As you may know, the United States, Canada, and Mexico negotiated a new trade agreement in November 2018 titled the United States–Mexico–Canada Agreement (USMCA), which is intended to replace NAFTA. The Agreement alters NAFTA in one surprising way. The USMCA requires Mexico to pass new labor laws that provide rights to employees beyond those they currently enjoy. These additional worker protections largely anticipate changes the new incoming administration of López Obrador signaled it would enact. Initially, these changes were supposed to be implemented by January 1, 2019, but given that deadline has passed with no such amendments, the understanding is now that the amendments will be in place by the end of April.

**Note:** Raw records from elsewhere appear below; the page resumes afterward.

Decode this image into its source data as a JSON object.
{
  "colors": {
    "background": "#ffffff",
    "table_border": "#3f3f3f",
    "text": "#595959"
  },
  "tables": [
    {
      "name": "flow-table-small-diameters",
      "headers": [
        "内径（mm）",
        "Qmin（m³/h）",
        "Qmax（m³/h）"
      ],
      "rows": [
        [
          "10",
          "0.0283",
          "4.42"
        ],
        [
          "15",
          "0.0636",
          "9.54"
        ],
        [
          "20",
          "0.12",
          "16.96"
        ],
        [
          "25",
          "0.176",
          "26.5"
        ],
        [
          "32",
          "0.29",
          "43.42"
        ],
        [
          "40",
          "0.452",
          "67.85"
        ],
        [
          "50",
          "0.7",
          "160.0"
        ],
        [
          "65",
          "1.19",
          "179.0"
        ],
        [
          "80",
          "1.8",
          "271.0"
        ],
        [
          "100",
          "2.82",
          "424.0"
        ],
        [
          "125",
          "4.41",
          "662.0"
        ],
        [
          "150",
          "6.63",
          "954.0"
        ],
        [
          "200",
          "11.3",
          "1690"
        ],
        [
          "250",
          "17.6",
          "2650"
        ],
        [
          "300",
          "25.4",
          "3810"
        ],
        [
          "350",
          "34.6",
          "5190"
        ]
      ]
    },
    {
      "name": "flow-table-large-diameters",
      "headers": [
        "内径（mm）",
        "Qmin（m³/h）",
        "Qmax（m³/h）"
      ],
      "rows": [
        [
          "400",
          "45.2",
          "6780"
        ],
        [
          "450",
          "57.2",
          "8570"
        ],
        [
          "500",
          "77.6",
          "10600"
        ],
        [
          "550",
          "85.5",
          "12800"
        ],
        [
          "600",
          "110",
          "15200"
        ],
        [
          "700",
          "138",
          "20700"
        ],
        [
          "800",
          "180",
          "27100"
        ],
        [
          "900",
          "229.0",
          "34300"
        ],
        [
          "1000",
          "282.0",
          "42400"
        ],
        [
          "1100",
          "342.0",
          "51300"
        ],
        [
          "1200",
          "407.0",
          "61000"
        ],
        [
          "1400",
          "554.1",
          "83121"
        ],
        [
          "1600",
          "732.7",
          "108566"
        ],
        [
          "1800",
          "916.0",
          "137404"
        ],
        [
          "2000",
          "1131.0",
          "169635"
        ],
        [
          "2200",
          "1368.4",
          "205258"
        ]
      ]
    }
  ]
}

The biggest change to Mexican labor law called for in the USMCA is to give workers in Mexico the ability to actually vote for the leaders of the Union and to vote in secret ballot elections on the question of which union, if any, will represent them in collective bargaining with their employer. This is a significant change for Mexico because there has often been a disconnect between unions who claim to represent the employees and the ability of the employees to have any influence on that representation.
Some of these changes to Mexico’s labor laws will provide greater clarity—but also pose additional challenges—for employers. For those HR specialists whose companies have operations in Mexico, it is important to understand what these changes may mean for their company’s operations in Mexico. There are opportunities to do so coming up at the end of March and in early April during programs sponsored by the International Law Section of the Texas Bar.
Considering the potential for future trade agreements to include similar types of labor obligations, HR specialists of international companies should pay close attention to the negotiations, and ultimate ratification, of such trade treaties.